Josh Weil is the author of the novels The North of the World (forthcoming) and The Great Glass Sea, the novella collection The New Valley, and the story collection The Age of Perpetual Light. A Fulbright Fellow and National Book Foundation 5-under-35 honoree, he has been awarded The American Academy of Arts and Letters’ Sue Kaufman Prize, the Dayton Literary Peace Prize, the California Book Award, the GrubStreet National Book Prize, the Library of Virginia Literary Award, the New Writer’s Award from the Great Lakes Colleges Association, and a Pushcart. A graduate of the MFA program at Columbia University, he has been the Picador Guest Professor at the University of Leipzig, the Distinguished Lecturer at the Sozopol Writing Seminars, the Distinguished Visiting Writer at Bowling Green State University, the Grisham Writer-in-Residence at the University of Mississippi, and the Visiting Writer at the University of California, Irvine. He has taught at the Bread Loaf Writer’s Conference and the Community of Writers in Squaw Valley as well as in MFA programs at Columbia University, Brooklyn College, and Bennington College. He lives with his family in California’s Sierra Nevada.

Past Workshop Faculty

Distinguished Visiting Writers 

Carson Ellis

Carson Ellis is the author and illustrator of the bestselling picture books Home and Du Iz Tak? (a Caldecott Honor book and the recipient of an E.B. White Read Aloud Award). She has illustrated a number of books for kids including The Mysterious Benedict Society by Trenton Lee Stewart, The Composer Is Dead by Lemony Snicket, and The Wildwood Chronicles by her husband, Colin Meloy. Carson has been awarded silver medals by the Society of Illustrators for her work on Wildwood Imperium and on Dillweed’s Revenge by Florence Parry Heide. She’s the illustrator-in-residence for Colin’s band, The Decemberists, and received Grammy nominations in 2016 and 2018 for album art design. She works sporadically as an editorial illustrator for The New Yorker, The New York Times, and others publications and exhibits art on occasion. She’s represented by Nationale in Portland.
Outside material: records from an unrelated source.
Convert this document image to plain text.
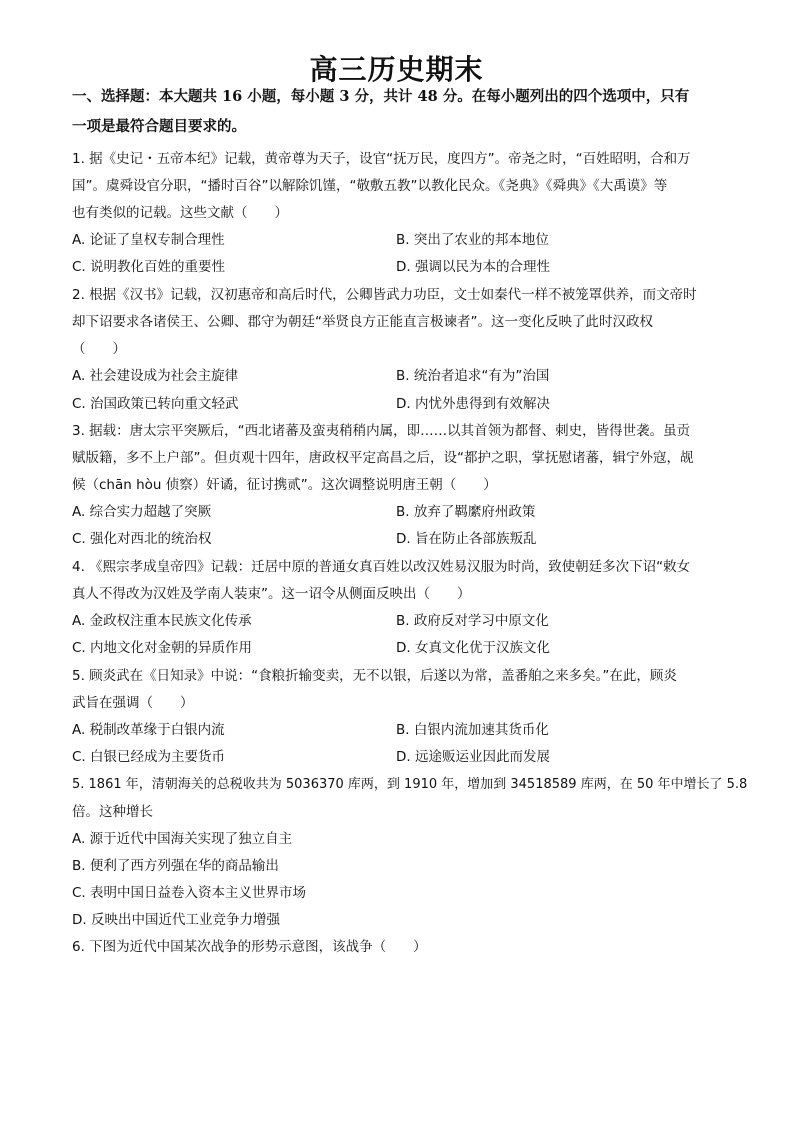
高三历史期末
一、选择题：本大题共 16 小题，每小题 3 分，共计 48 分。在每小题列出的四个选项中，只有
一项是最符合题目要求的。
1. 据《史记・五帝本纪》记载，黄帝尊为天子，设官“抚万民，度四方”。帝尧之时，“百姓昭明，合和万
国”。虞舜设官分职，“播时百谷”以解除饥馑，“敬敷五教”以教化民众。《尧典》《舜典》《大禹谟》等
也有类似的记载。这些文献（　　）
A. 论证了皇权专制合理性	B. 突出了农业的邦本地位
C. 说明教化百姓的重要性	D. 强调以民为本的合理性
2. 根据《汉书》记载，汉初惠帝和高后时代，公卿皆武力功臣，文士如秦代一样不被笼罩供养，而文帝时
却下诏要求各诸侯王、公卿、郡守为朝廷“举贤良方正能直言极谏者”。这一变化反映了此时汉政权
（　　）
A. 社会建设成为社会主旋律	B. 统治者追求“有为”治国
C. 治国政策已转向重文轻武	D. 内忧外患得到有效解决
3. 据载：唐太宗平突厥后，“西北诸蕃及蛮夷稍稍内属，即……以其首领为都督、刺史，皆得世袭。虽贡
赋版籍，多不上户部”。但贞观十四年，唐政权平定高昌之后，设“都护之职，掌抚慰诸蕃，辑宁外寇，觇
候（chān hòu 侦察）奸谲，征讨携贰”。这次调整说明唐王朝（　　）
A. 综合实力超越了突厥	B. 放弃了羁縻府州政策
C. 强化对西北的统治权	D. 旨在防止各部族叛乱
4. 《熙宗孝成皇帝四》记载：迁居中原的普通女真百姓以改汉姓易汉服为时尚，致使朝廷多次下诏“敕女
真人不得改为汉姓及学南人装束”。这一诏令从侧面反映出（　　）
A. 金政权注重本民族文化传承	B. 政府反对学习中原文化
C. 内地文化对金朝的异质作用	D. 女真文化优于汉族文化
5. 顾炎武在《日知录》中说：“食粮折输变卖，无不以银，后遂以为常，盖番舶之来多矣。”在此，顾炎
武旨在强调（　　）
A. 税制改革缘于白银内流	B. 白银内流加速其货币化
C. 白银已经成为主要货币	D. 远途贩运业因此而发展
5. 1861 年，清朝海关的总税收共为 5036370 库两，到 1910 年，增加到 34518589 库两，在 50 年中增长了 5.8
倍。这种增长
A. 源于近代中国海关实现了独立自主
B. 便利了西方列强在华的商品输出
C. 表明中国日益卷入资本主义世界市场
D. 反映出中国近代工业竞争力增强
6. 下图为近代中国某次战争的形势示意图，该战争（　　）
Carson lives on a farm in Oregon with Colin, their two sons, three cats, three llamas, two goats, many chickens, and an unfathomable multitude of tree frogs.

Mary Szybist

Mary Szybist is Associate Professor of English at Lewis & Clark College. She is most recently the author of Incarnadine, winner of the 2013 National Book Award for Poetry. She is the recipient of fellowships from the Guggenheim Foundation, the National Endowment for the Arts, the Rona Jaffe Foundation, and the Witter Bynner Foundation in conjunction with the Library of Congress. Her work has been awarded two Pushcart Prizes and has been supported by residencies at the MacDowell Colony and the Rockefeller Foundation’s Bellagio Center in Bellagio, Italy. Her first book Granted won the 2004 GLCA New Writers Award and was a finalist for the National Book Critics Circle Award. Mary grew up in Williamsport, Pennsylvania and attended the University of Virginia and the University of Iowa Writers’ Workshop. She has called Portland home since 2004.